Has that ever been explained? I mean why not they're basically single heatsinks that work twice as well, so there really doesn't seem to be any reason for vehicles to be unable to use them.
My personal assumption is that it's a mix of tanks having far, far less surface area relative to volume than mechs do, complicating thermal radiation, and the fact that despite having far more volume relative to surface area than a 'mech a tank will tend to not actually have many individual large internal spots to cram components, on account of having far more people sitting inside of it and needing paths of egress and ingress for all of them.
Something related to this is also my explanation for why missile and ballistic weapons don't generate heat in a CV, and CVs don't normally have environmental sealing: because they have so much less surface area (radiative surface is important), they can't have appropriate thermal management without open air ventilation (the lore reason ballistic weapons on mechs generate heat scale is that even their breaches need a relatively high amount of atmospheric sealing when not firing, so they can be used on airless or toxic worlds). While this sort of less sealed construction lets them trivially vent the firing heat of their ordinary guns, it's not adequate for the sort of heat lasers lay down.
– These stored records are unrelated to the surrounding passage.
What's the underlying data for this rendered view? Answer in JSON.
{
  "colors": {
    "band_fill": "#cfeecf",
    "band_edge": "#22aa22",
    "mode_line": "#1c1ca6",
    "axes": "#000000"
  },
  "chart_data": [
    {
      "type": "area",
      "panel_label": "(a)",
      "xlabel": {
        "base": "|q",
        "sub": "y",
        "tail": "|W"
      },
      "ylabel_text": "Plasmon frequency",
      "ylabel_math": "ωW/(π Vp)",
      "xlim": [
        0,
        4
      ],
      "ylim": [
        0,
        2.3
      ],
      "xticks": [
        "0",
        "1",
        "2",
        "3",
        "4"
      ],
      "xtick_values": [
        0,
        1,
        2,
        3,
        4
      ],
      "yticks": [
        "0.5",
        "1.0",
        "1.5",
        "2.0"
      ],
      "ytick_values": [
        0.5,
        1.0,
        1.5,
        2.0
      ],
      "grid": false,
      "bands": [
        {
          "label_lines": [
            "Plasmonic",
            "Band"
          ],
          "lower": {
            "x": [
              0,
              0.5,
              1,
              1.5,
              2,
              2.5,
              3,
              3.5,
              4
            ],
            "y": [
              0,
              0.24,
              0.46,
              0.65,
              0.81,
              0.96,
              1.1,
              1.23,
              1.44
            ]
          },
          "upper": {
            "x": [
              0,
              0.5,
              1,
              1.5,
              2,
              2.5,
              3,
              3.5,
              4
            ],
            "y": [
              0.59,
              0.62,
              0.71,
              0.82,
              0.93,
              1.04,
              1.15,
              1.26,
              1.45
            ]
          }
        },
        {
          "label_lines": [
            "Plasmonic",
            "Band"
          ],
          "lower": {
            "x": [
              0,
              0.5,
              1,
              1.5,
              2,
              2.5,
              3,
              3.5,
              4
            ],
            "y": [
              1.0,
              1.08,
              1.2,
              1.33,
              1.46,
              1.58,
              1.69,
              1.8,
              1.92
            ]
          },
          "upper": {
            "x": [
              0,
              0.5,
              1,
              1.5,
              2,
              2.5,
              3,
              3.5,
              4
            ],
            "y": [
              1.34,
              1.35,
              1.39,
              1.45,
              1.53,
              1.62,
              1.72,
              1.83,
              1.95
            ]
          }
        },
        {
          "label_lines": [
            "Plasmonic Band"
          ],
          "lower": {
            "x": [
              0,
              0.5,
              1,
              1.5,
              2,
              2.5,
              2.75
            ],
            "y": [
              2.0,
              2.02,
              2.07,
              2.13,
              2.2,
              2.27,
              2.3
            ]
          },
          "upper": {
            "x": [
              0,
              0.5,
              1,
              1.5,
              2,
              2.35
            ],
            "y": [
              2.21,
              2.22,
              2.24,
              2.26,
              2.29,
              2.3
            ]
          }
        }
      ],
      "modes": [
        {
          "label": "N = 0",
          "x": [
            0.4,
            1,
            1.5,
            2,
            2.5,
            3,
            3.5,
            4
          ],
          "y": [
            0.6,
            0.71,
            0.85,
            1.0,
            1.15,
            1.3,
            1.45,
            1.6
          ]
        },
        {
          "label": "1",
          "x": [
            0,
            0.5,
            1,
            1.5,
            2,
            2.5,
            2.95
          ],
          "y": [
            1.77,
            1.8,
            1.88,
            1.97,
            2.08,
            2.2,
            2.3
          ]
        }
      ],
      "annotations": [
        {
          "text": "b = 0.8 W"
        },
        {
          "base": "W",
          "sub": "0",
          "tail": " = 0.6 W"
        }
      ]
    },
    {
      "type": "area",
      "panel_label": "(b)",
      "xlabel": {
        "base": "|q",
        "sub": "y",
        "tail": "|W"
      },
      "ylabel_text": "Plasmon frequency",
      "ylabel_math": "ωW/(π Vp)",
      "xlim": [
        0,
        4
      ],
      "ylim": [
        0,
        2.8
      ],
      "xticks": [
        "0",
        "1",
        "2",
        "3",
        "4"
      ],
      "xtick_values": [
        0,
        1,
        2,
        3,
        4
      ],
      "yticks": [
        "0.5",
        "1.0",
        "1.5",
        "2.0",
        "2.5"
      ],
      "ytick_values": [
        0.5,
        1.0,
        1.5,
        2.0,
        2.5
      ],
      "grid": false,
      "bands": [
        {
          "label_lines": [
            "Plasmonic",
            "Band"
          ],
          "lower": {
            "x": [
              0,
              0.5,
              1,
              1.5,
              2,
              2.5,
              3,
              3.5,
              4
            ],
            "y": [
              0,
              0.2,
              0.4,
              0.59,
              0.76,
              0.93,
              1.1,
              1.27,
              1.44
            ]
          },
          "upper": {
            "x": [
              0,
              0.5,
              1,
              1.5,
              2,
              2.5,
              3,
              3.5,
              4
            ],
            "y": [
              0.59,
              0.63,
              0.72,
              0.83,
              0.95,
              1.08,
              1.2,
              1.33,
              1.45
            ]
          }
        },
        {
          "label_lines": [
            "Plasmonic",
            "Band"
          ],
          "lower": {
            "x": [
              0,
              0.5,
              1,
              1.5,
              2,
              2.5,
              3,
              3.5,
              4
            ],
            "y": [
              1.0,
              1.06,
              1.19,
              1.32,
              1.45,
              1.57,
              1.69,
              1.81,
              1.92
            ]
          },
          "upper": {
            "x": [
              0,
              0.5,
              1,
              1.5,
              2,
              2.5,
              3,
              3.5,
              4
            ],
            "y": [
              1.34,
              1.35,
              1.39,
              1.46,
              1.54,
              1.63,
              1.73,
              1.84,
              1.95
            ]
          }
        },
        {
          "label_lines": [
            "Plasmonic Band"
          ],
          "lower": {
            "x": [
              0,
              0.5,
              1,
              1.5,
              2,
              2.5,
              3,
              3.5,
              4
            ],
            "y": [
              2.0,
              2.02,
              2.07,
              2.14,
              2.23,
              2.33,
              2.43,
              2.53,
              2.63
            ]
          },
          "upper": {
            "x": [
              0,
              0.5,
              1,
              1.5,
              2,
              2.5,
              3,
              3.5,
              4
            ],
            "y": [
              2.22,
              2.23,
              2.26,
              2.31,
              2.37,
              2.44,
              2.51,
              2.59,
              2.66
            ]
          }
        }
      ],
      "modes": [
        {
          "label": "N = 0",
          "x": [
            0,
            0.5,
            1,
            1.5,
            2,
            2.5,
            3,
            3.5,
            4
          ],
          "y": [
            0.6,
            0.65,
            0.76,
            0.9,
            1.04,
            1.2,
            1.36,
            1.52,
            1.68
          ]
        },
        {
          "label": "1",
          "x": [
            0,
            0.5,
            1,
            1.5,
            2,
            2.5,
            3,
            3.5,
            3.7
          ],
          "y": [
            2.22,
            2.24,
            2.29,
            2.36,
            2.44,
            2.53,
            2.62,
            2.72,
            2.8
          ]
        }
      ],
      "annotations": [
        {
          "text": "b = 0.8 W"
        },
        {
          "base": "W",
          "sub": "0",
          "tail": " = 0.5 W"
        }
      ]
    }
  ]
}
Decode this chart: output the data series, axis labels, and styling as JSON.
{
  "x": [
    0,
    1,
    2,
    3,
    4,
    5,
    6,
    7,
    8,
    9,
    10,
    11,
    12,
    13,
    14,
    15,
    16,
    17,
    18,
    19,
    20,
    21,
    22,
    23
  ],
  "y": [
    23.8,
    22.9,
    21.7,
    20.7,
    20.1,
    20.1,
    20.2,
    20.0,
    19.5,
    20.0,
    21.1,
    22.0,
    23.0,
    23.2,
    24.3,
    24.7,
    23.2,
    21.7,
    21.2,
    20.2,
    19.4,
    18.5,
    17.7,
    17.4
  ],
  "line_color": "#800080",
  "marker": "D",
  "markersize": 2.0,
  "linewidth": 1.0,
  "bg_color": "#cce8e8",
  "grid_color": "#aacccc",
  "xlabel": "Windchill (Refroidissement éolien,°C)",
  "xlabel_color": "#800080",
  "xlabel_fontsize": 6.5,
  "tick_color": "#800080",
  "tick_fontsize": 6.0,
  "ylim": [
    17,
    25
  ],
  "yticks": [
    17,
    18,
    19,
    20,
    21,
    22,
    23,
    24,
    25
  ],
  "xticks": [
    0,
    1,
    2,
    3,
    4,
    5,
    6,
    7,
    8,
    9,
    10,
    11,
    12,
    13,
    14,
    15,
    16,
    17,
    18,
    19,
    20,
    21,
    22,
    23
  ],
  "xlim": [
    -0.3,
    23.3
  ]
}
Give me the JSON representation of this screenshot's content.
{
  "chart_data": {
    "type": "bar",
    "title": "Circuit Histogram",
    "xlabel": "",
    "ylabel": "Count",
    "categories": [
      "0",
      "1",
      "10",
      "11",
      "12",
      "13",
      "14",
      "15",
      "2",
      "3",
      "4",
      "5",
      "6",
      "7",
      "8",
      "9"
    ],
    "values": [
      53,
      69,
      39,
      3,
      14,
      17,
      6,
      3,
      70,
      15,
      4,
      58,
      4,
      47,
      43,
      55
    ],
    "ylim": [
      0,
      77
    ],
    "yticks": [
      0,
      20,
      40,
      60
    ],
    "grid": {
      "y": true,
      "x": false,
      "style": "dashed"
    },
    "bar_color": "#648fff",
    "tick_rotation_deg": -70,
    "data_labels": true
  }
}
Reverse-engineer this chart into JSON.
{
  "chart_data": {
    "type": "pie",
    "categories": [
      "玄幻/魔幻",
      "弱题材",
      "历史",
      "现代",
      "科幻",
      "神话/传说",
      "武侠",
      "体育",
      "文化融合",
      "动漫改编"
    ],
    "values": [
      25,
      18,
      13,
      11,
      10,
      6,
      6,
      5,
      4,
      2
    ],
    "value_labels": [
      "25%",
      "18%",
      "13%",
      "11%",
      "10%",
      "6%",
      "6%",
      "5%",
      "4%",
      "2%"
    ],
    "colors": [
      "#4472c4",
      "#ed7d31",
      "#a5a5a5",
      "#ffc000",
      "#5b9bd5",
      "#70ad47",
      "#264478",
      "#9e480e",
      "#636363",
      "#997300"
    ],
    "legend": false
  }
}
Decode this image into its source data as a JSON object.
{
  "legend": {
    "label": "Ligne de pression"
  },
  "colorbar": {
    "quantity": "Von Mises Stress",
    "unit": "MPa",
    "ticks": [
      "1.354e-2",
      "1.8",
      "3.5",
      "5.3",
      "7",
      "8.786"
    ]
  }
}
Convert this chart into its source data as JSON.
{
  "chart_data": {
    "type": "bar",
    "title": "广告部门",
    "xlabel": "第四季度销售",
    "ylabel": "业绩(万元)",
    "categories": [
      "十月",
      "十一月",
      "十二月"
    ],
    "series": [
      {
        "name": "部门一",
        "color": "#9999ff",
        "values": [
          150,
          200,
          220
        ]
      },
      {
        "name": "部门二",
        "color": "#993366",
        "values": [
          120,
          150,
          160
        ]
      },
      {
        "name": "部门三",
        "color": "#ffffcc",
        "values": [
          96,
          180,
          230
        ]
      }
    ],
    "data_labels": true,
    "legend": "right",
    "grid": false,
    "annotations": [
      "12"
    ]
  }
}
This, I pair with the fact that the first battlemech, the Mackie, was also the first machine to ever carry a ground-scale PPC, a notoriously hot-running energy weapon. At some point, thus, the thermal load of cutting edge weapons grew high enough that a brick like a tank could not achieve sufficient radiative surface to reasonably use energy weapons without giving up the atmospheric sealing needed to be usable in all plausible environments.
The heat budgets of vehicles have even more need to be kept balanced than mechs as well, because rather than in the least likely to contain weapons part of the machine a vehicle has (the head of a mech, usually very far from the hot bits) the crew is directly in the middle of where all the weapons are.
Do the mechanics fully support this? No, but they're also not a 1:1 simulation of existence in-setting.
Probably both to make Combat Vehicles nonviable as well as the baffling size difference usually depicted between Mechs and CVs of the same mass.
The 68 ton, modern day Abrams is 8 meters long, whereas the generally understood range for mech height based on the few glimpses we've gotten is typically thought of as 8 to 12 meters in height. Mechs happen to have most of their height eaten up by noodly little legs and only reach the same mass by having arms to weight them down. Granted, you'd expect the tanks of the 31st century to be physically bulkier than modern ones per unit mass due to the lower density materials of the era, but then again that would also mandate even physically larger 'mechs for the same mass, because their shape still spins the volume outwards rather than concentrating it in a brick. Plus, myomer itself might be unusually low density compared to the motive fuckery that moves CVs, being synthetic protein filled plastic tubes.
Artist's depictions can also be dramatized for shits and giggles to sell a certain impression.